¹ Nokling, Tony. 2025. “EY/ULI Report on Attractiveness of Global Business Districts Shows Leading Hubs Are Regaining Strength While Facing New Challenges.” Urban Land Magazine, November 21.
Mixed-used
Keys to successful mixed-use development
According to Mark Toro, mixed-use developments succeed not because of their buildings but because of the “software”—the experiences, hospitality, and community-building details that transform them into true gathering places.¹ While many projects get the hardware right (design, tenants, architecture), few master the subtler elements that keep people coming back again and again.
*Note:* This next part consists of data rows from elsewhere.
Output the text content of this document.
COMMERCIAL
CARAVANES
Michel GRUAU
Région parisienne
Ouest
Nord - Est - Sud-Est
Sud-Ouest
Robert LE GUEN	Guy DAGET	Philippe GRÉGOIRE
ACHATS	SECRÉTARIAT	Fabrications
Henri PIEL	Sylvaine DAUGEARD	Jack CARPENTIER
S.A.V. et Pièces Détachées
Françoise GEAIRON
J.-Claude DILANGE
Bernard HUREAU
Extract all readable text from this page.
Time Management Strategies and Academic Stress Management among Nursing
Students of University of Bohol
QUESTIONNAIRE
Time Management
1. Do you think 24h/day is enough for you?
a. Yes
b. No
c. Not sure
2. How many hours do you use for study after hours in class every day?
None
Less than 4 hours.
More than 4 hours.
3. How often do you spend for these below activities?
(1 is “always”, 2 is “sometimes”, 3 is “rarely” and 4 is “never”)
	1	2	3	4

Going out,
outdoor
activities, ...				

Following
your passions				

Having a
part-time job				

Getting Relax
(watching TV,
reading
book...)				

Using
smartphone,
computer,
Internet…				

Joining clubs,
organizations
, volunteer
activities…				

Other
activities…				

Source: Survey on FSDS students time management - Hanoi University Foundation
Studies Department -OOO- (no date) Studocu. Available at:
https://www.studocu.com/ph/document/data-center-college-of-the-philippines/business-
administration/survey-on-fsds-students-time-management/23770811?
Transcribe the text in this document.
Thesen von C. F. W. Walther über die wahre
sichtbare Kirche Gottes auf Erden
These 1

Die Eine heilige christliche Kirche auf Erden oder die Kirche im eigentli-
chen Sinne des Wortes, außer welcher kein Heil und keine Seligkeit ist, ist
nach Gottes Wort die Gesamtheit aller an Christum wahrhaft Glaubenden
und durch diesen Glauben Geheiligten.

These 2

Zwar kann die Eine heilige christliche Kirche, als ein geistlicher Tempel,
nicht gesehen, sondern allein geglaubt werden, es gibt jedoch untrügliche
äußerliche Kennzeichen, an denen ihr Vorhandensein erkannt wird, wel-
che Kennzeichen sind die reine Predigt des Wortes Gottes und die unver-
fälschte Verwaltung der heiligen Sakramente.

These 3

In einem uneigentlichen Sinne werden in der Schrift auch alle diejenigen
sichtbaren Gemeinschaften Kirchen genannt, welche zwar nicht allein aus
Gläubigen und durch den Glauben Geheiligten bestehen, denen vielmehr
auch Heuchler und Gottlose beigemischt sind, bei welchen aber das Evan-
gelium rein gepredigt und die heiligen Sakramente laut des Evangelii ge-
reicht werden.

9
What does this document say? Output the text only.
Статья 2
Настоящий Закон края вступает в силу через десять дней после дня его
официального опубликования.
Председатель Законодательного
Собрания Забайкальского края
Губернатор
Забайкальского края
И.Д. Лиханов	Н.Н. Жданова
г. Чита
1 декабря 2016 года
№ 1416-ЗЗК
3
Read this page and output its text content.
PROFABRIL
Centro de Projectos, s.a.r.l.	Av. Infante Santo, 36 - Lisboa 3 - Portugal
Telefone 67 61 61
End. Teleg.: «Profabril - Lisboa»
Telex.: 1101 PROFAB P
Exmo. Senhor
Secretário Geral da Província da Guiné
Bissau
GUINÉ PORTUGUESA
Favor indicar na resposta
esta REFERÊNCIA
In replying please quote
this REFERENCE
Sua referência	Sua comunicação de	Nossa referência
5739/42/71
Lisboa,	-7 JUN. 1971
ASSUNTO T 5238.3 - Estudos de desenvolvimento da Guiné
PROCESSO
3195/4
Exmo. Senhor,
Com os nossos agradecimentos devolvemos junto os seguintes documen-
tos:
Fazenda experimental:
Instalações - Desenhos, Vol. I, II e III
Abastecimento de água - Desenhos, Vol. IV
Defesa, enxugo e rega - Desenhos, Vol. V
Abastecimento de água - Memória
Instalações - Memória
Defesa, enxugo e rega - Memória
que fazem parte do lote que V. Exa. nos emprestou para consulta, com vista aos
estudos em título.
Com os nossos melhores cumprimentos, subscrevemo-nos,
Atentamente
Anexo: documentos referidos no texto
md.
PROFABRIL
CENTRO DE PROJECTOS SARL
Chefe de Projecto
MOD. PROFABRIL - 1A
Examples of success include The Wharf (Washington, D.C.), Legacy West (Plano, TX), Domain Northside (Austin), and Americana at Brand (Glendale, CA). Toro’s team applied lessons from these places to Avalon (Alpharetta, GA), Colony Square (Atlanta), and now Medley (Johns Creek, GA). Avalon, opened in 2014, has become a suburban destination drawing 7.5 million annual visitors and commanding rent premiums across all property types. More importantly, it has become a place of cherished memories, with over 100 marriage proposals taking place there.
The challenge for cities: Many suburbs lack a “there there” and are now incentivizing developers to create town centers. But without the right software—hospitality, marketing, staffing, and programming—these centers risk becoming lifeless, visited once but not returned to.
Eight key learnings (“software” principles):
Shared mindset – All stakeholders must align on values like community, wellness, and walkability.
Experience fee – Nonretail uses contribute to a fund for events, marketing, and hospitality.
Seamless connectivity – Unified technology solutions provide frictionless internet and digital services.
Plaza as the heart – A central green space activated with 200+ events annually, designed for lingering and social energy.
One brand, one community – Cohesive branding across signage, online platforms, and tenant communications.
Controlling the story – Proactive public relations ensures consistent messaging across partners and media.
Hospitality-level service – Concierge and staff trained with Ritz-Carlton principles deliver resort-style service.
Operational precision – Rigorous daily maintenance fosters comfort, trust, and pride of place.
The bottom line: Hardware attracts initial attention, but software creates lasting success. Every detail matters. Developers must act as community curators, shaping experiences that make mixed-use projects true “third places” where people live life together.
¹ Mark Toro. “The Secret to Mixed-Use Success? It’s Not the Buildings.” Urban Land Magazine, August 8, 2025.
Around the world
High rises are changing Bratislava
The new concentration of high-rise buildings close to the historic center of the capital of Slovakia is unique in Central Europe. New luxury residences, premium office towers, and flagship shopping galleries stand in sharp contrast to socialist-era architecture — grey, utilitarian, and appreciated mainly by architecture buffs — that defined the city's spirit for so long. Development has opened right up to the Danube, with a waterfront promenade lined with parks, cafes, restaurants, and playgrounds.